The year is 2000. I’m slogging away at a Masters in Writing at UTS. I’d had two careers already, in film and television production at the ABC (an engine-room role) and as Principal of my own PR agency, but my dream had always been to become a writer. My children were grown up and living their own lives. One day towards the end of that year the phone rang and someone left a message saying they were Les Murray. Ha ha, I thought. As if Australia’s most famous living poet would be ringing me. I had sent a story titled Art and the Mermaid to the address on the Quadrant website. Imagine my disbelief and indescribable joy when I found out it wasn’t a friend playing a trick on me, but was in fact the real Les Murray, Literary Editor of Quadrant. He said he’d like to take Art and the Mermaid for Quadrant.
That phone call began an 18-year friendship and working relationship. It changed my life.
The thrill of seeing my work published regularly in Quadrant has given me credibility as a fiction writer and, more recently, as a poet. I’ve felt encouraged to continue to explore unique ways of expressing my thoughts and ideas.
Where would I be if it wasn’t for Les Murray? My writing career may never had started, or continued. To date, three books published, a fourth coming out next year – each book containing chapters that were first published in Quadrant.
Les’s inclusion of my work in the magazine has been instrumental in my development. He’s lifted my confidence, inspired me and made me proud of being a writer. Published in Quadrant was public validation and acceptance into the literary world.
We communicated about my stories and poetry through notes and postcards over all these years: I’d post him a submission and a short letter and he’d respond with either a chatty postcard to say ‘Yes’, or a note saying ‘Alas, …’
When Quadrant published my first story Art and the Mermaid in 2001, I had no idea the next 18 years would lead to 22 more stories and 4 poems published in Quadrant.
With the retirement of Les Murray as Literary Editor, it’s the poignant end of the era of Les at Quadrant. However, Les’s impact continues through the new and established writers he has fostered and who continue their careers. I am forever grateful that I was one of those writers. Congratulations. Literary Editor at Quadrant since March 1990.
Here is my story Art and the Mermaid, first published in Quadrant:
Once upon a time it came to pass, so it is said, that an enormous storm swept the coast of New South Wales, doing extensive damage to the ocean beaches – destroying jetties, breakwaters and washing away retaining walls. Mountainous seas swept Bondi Beach and dashed against the cliffs carrying ruin with every roller. At North Bondi near Ben Buckler a huge submerged block of sandstone weighing 233 tons was lifted ten feet and driven 160 feet to the edge of the cliff where it remains to this day.
One day a Sydney sculptor, Lyall Randolph, looked upon the rock and was inspired. The sculptor was a dreamer. Let us, he said, have two beautiful mermaids to grace the boulder. Using two Bondi women as models he cast the two mermaids in fibreglass and painted them in gold.

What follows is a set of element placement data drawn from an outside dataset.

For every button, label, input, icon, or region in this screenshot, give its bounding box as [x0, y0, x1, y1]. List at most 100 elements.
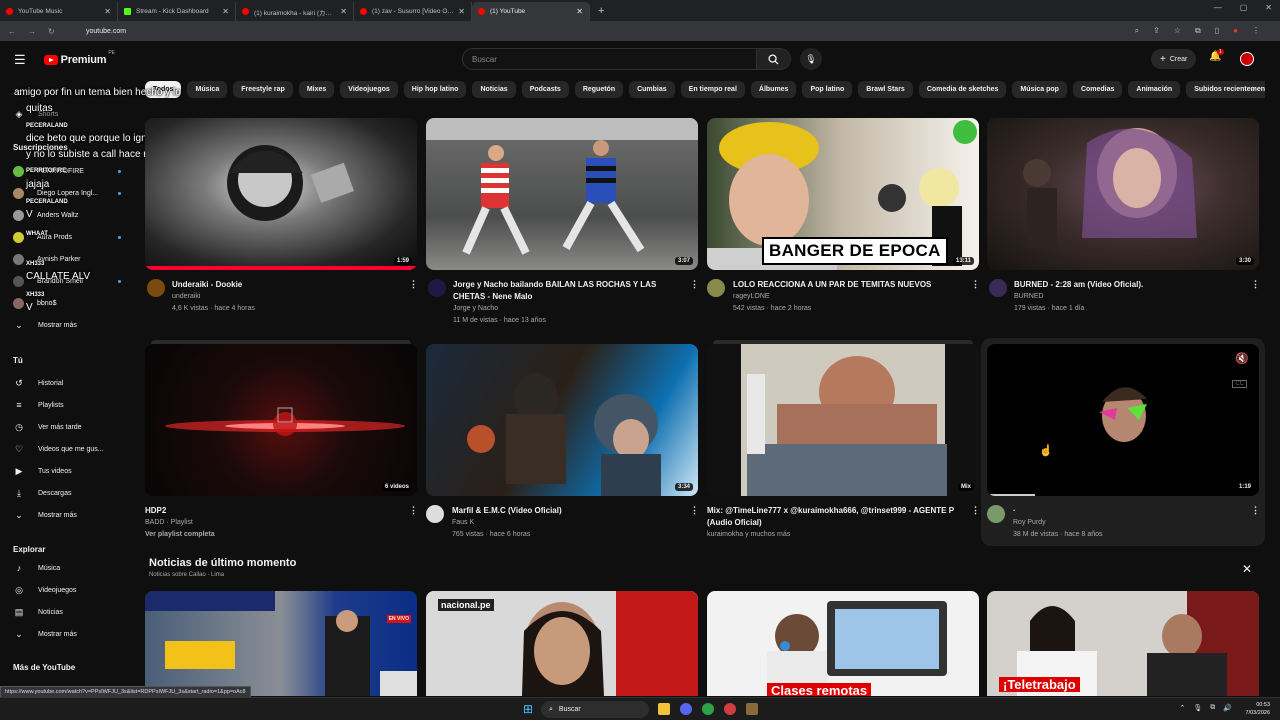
channel-name[interactable]: kuraimokha y muchos más	[707, 529, 790, 541]
chevron-right-icon[interactable]: ›	[1252, 83, 1255, 93]
chip-en-tiempo-real[interactable]: En tiempo real	[680, 81, 745, 98]
profile-icon[interactable]: ●	[1233, 26, 1238, 36]
captions-icon[interactable]: CC	[1232, 380, 1247, 388]
chip-podcasts[interactable]: Podcasts	[521, 81, 569, 98]
account-avatar[interactable]	[1240, 52, 1254, 66]
video-title[interactable]: Underaiki - Dookie	[172, 279, 242, 290]
extensions-icon[interactable]: ⧉	[1195, 26, 1201, 36]
reload-icon[interactable]: ↻	[48, 27, 55, 36]
hamburger-menu-icon[interactable]: ☰	[14, 52, 26, 68]
browser-tab[interactable]: Stream - Kick Dashboard ✕	[118, 2, 236, 21]
sidebar-sub[interactable]: Anders Waltz	[13, 208, 78, 222]
more-options-icon[interactable]: ⋮	[971, 505, 980, 516]
sidebar-item-watch-later[interactable]: ◷ Ver más tarde	[13, 420, 82, 434]
chip-mixes[interactable]: Mixes	[298, 81, 335, 98]
video-title[interactable]: Jorge y Nacho bailando BAILAN LAS ROCHAS…	[453, 279, 656, 290]
channel-name[interactable]: Jorge y Nacho	[453, 303, 498, 315]
chip-pop-latino[interactable]: Pop latino	[802, 81, 853, 98]
browser-tab[interactable]: (1) kuraimokha - kairi (カイリ) (a...✕	[236, 2, 354, 21]
more-options-icon[interactable]: ⋮	[409, 505, 418, 516]
sidebar-item-historial[interactable]: ↺ Historial	[13, 376, 63, 390]
channel-name[interactable]: BURNED	[1014, 291, 1044, 303]
maximize-icon[interactable]: ▢	[1240, 3, 1248, 12]
video-title-line2[interactable]: (Audio Oficial)	[707, 517, 762, 528]
you-section-title[interactable]: Tú	[13, 356, 23, 365]
video-card[interactable]: 3:34 Marfil & E.M.C (Video Oficial) Faus…	[426, 344, 699, 544]
close-window-icon[interactable]: ✕	[1265, 3, 1272, 12]
browser-menu-icon[interactable]: ⋮	[1252, 26, 1260, 36]
view-full-playlist-link[interactable]: Ver playlist completa	[145, 529, 215, 541]
volume-icon[interactable]: 🔊	[1223, 704, 1232, 712]
back-icon[interactable]: ←	[8, 27, 16, 36]
video-card[interactable]: BANGER DE EPOCA 13:11 LOLO REACCIONA A U…	[707, 118, 980, 318]
video-thumbnail[interactable]: 3:30	[987, 118, 1259, 270]
new-tab-icon[interactable]: +	[590, 2, 612, 21]
news-card[interactable]: Clases remotas	[707, 591, 979, 696]
channel-avatar[interactable]	[987, 505, 1005, 523]
video-title-line2[interactable]: CHETAS - Nene Malo	[453, 291, 532, 302]
app-icon[interactable]	[746, 703, 758, 715]
video-card[interactable]: 1:59 Underaiki - Dookie underaiki 4,6 K …	[145, 118, 418, 318]
chip-hip-hop-latino[interactable]: Hip hop latino	[403, 81, 467, 98]
search-button[interactable]	[757, 48, 791, 70]
video-thumbnail[interactable]: Mix	[707, 344, 979, 496]
video-thumbnail[interactable]: 3:34	[426, 344, 698, 496]
video-thumbnail[interactable]: 1:59	[145, 118, 417, 270]
forward-icon[interactable]: →	[28, 27, 36, 36]
windows-start-icon[interactable]: ⊞	[523, 702, 533, 716]
video-card[interactable]: 3:30 BURNED - 2:28 am (Video Oficial). B…	[987, 118, 1260, 318]
chevron-up-icon[interactable]: ⌃	[1180, 704, 1186, 712]
channel-avatar[interactable]	[989, 279, 1007, 297]
sidebar-show-more[interactable]: ⌄ Mostrar más	[13, 627, 77, 641]
video-title[interactable]: Marfil & E.M.C (Video Oficial)	[452, 505, 562, 516]
youtube-premium-logo[interactable]: Premium PE	[43, 50, 115, 66]
taskbar-search[interactable]: ⌕ Buscar	[541, 701, 649, 718]
mic-tray-icon[interactable]: 🎙	[1193, 704, 1202, 712]
sidebar-item-your-videos[interactable]: ▶ Tus videos	[13, 464, 72, 478]
video-thumbnail[interactable]: BANGER DE EPOCA 13:11	[707, 118, 979, 270]
mix-card[interactable]: Mix Mix: @TimeLine777 x @kuraimokha666, …	[707, 340, 980, 544]
chip-regueton[interactable]: Reguetón	[574, 81, 624, 98]
news-card[interactable]: EN VIVO	[145, 591, 417, 696]
sidebar-show-more[interactable]: ⌄ Mostrar más	[13, 318, 77, 332]
app-icon[interactable]	[724, 703, 736, 715]
video-title[interactable]: LOLO REACCIONA A UN PAR DE TEMITAS NUEVO…	[733, 279, 931, 290]
video-title[interactable]: Mix: @TimeLine777 x @kuraimokha666, @tri…	[707, 505, 969, 516]
sidebar-item-playlists[interactable]: ≡ Playlists	[13, 398, 63, 412]
bookmark-star-icon[interactable]: ☆	[1174, 26, 1181, 36]
chip-brawl-stars[interactable]: Brawl Stars	[858, 81, 913, 98]
channel-avatar[interactable]	[147, 279, 165, 297]
create-button[interactable]: + Crear	[1151, 49, 1197, 69]
channel-name[interactable]: BADD · Playlist	[145, 517, 193, 529]
voice-search-button[interactable]: 🎙	[800, 48, 822, 70]
url-field[interactable]: youtube.com	[86, 28, 126, 35]
playlist-title[interactable]: HDP2	[145, 505, 166, 516]
more-options-icon[interactable]: ⋮	[1251, 279, 1260, 290]
close-tab-icon[interactable]: ✕	[458, 7, 465, 16]
discord-icon[interactable]	[680, 703, 692, 715]
share-icon[interactable]: ⇪	[1153, 26, 1160, 36]
chip-animacion[interactable]: Animación	[1128, 81, 1181, 98]
browser-tab[interactable]: (1) zav - Susurro [Video Oficial] ✕	[354, 2, 472, 21]
video-title[interactable]: BURNED - 2:28 am (Video Oficial).	[1014, 279, 1143, 290]
close-tab-icon[interactable]: ✕	[222, 7, 229, 16]
chip-albumes[interactable]: Álbumes	[750, 81, 797, 98]
channel-avatar[interactable]	[426, 505, 444, 523]
chrome-icon[interactable]	[702, 703, 714, 715]
chip-comedia-sketches[interactable]: Comedia de sketches	[918, 81, 1007, 98]
file-explorer-icon[interactable]	[658, 703, 670, 715]
browser-tab-active[interactable]: (1) YouTube ✕	[472, 2, 590, 21]
channel-avatar[interactable]	[707, 279, 725, 297]
sidebar-item-news[interactable]: ▤ Noticias	[13, 605, 63, 619]
video-title[interactable]: .	[1013, 503, 1015, 514]
sidebar-item-downloads[interactable]: ⤓ Descargas	[13, 486, 71, 500]
chip-freestyle-rap[interactable]: Freestyle rap	[233, 81, 293, 98]
video-preview-player[interactable]: 🔇 CC 1:19 ☝	[987, 344, 1259, 496]
channel-name[interactable]: Faus K	[452, 517, 474, 529]
sidebar-item-music[interactable]: ♪ Música	[13, 561, 60, 575]
sidebar-item-gaming[interactable]: ◎ Videojuegos	[13, 583, 76, 597]
video-thumbnail[interactable]: 6 videos	[145, 344, 417, 496]
dismiss-shelf-close-icon[interactable]: ✕	[1242, 562, 1252, 576]
close-tab-icon[interactable]: ✕	[340, 7, 347, 16]
news-card[interactable]: ¡Teletrabajo	[987, 591, 1259, 696]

Without Council approval and at his own expense he erected The Mermaids for all to see on the giant rock that had been washed up by the sea. The Mermaids sat side by side on the rock. One shaded her eyes as she scanned the ocean and the other leant back in a relaxed fashion with an uplifted arm sweeping her hair up at the back of her neck. Their fishy tails complemented the curves and crevices of their bodies.

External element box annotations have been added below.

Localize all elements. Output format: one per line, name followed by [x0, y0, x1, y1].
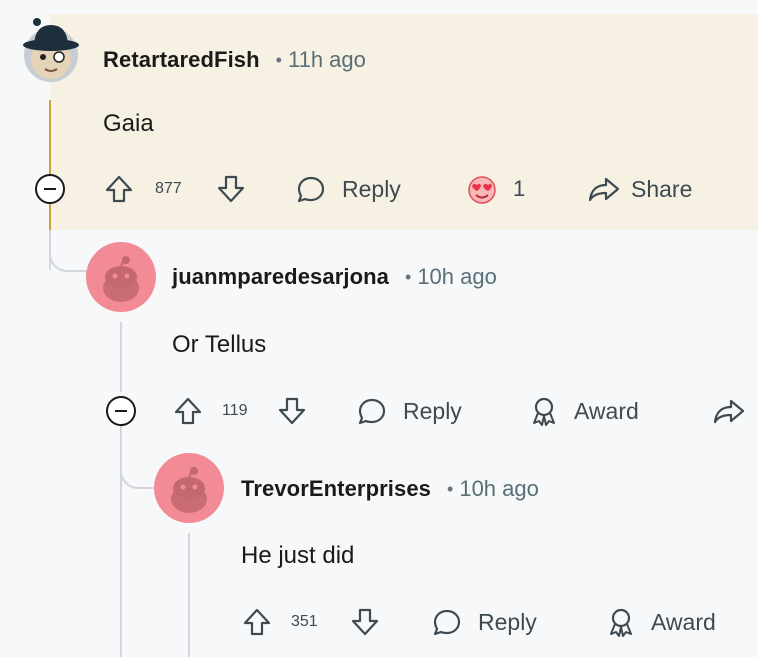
comment-bubble-icon	[297, 176, 325, 203]
comment-author[interactable]: TrevorEnterprises	[241, 476, 431, 502]
collapse-thread-button[interactable]	[35, 174, 65, 204]
award-ribbon-icon	[533, 397, 555, 426]
share-button[interactable]: Share	[587, 169, 692, 209]
award-label: Award	[651, 608, 716, 635]
collapse-thread-button[interactable]	[106, 396, 136, 426]
thread-connector	[49, 230, 87, 272]
vote-count: 119	[222, 402, 248, 419]
minus-icon	[44, 188, 56, 190]
share-arrow-icon	[588, 177, 620, 202]
thread-line	[188, 533, 190, 657]
downvote-button[interactable]	[215, 169, 247, 209]
vote-count: 877	[155, 180, 182, 197]
upvote-button[interactable]	[241, 602, 273, 642]
comment-time[interactable]: 10h ago	[459, 476, 539, 502]
comment-bubble-icon	[433, 609, 461, 636]
downvote-button[interactable]	[276, 391, 308, 431]
award-button[interactable]: 1	[465, 169, 525, 209]
separator-dot: •	[447, 478, 454, 499]
share-button[interactable]	[712, 391, 746, 431]
comment-body: Gaia	[103, 110, 154, 137]
award-ribbon-icon	[610, 608, 632, 637]
avatar[interactable]	[21, 17, 81, 83]
separator-dot: •	[405, 266, 412, 287]
share-arrow-icon	[713, 399, 745, 424]
downvote-button[interactable]	[349, 602, 381, 642]
award-button[interactable]: Award	[528, 391, 639, 431]
comment-author[interactable]: juanmparedesarjona	[172, 264, 389, 290]
downvote-icon	[217, 175, 245, 203]
downvote-icon	[351, 608, 379, 636]
award-button[interactable]: Award	[605, 602, 716, 642]
avatar[interactable]	[154, 453, 224, 523]
comment-body: Or Tellus	[172, 331, 267, 358]
upvote-icon	[243, 608, 271, 636]
reply-button[interactable]: Reply	[356, 391, 462, 431]
share-label: Share	[631, 175, 693, 202]
comment-author[interactable]: RetartaredFish	[103, 47, 260, 73]
separator-dot: •	[275, 49, 282, 70]
award-count: 1	[513, 176, 526, 201]
reply-label: Reply	[478, 608, 537, 635]
upvote-icon	[105, 175, 133, 203]
comment-bubble-icon	[358, 398, 386, 425]
comment-actions: 351 Reply Award	[241, 602, 741, 642]
vote-count: 351	[291, 613, 318, 630]
comment-body: He just did	[241, 542, 355, 569]
minus-icon	[115, 410, 127, 412]
reply-button[interactable]: Reply	[295, 169, 401, 209]
upvote-icon	[174, 397, 202, 425]
comment-actions: 877 Reply 1 Share	[103, 169, 743, 209]
award-label: Award	[574, 397, 639, 424]
thread-line	[120, 322, 122, 392]
comment-time[interactable]: 11h ago	[288, 47, 366, 73]
upvote-button[interactable]	[172, 391, 204, 431]
avatar[interactable]	[86, 242, 156, 312]
downvote-icon	[278, 397, 306, 425]
thread-connector	[120, 425, 158, 489]
comment-actions: 119 Reply Award	[172, 391, 758, 431]
heart-eyes-award-icon	[468, 176, 496, 204]
upvote-button[interactable]	[103, 169, 135, 209]
thread-line	[49, 100, 51, 230]
reply-label: Reply	[403, 397, 462, 424]
comment-time[interactable]: 10h ago	[417, 264, 497, 290]
reply-button[interactable]: Reply	[431, 602, 537, 642]
reply-label: Reply	[342, 175, 401, 202]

It so happened that less than a month after The Mermaids were put in place, one was stolen and damaged. The Council held many meetings to decide if she should be replaced using ratepayers’ money. The council had previously objected to the sculptor placing the statues there without Council permission. The sculptor had argued that before placing The Mermaids in position he had taken all necessary steps to obtain the requisite permission.
The large boulder at Ben Buckler, upon which The Mermaids were securely bolted and concreted, he said, is not in the municipality of Waverley at all. It is in the sea. According to the Australian Constitution high-tide mark is the defined limit of the Waverley Council’s domain. The Maritime Services Board and the Lands Department both advised me they had no objection to the erection of The Mermaids.
One Waverley Alderman said he wished both mermaids had been taken instead of only one. Someone else said the sculptor didn’t need the Council’s permission to put them there in the first place and the The Mermaids had given Bondi a great attraction without any cost to the Council. The sculptor said The Mermaids had brought great publicity to the Council. They had been featured in films, newspapers, television and the National Geographic magazine.
The Mayor used his casting vote in favour of the mermaid and she was re-installed.
For over ten years the two beautiful golden mermaids reclined at Ben Buckler, attracting many thousands of sightseers to the beach.
Poised on the huge boulder they braved the driving storms of winter until one day one was washed off. The Council saw its opportunity and removed the other.
Today, only the remnants of one mermaid remain – but not on the rock. In a glass cabinet in Waverley Library at Bondi Junction all that is left of the two beautiful mermaids is a figure with half a face. There’s a hole instead of a cheek, a dismembered torso, part of an uplifted arm, the tender groove of an armpit. And there, down below, a complete fish’s tail.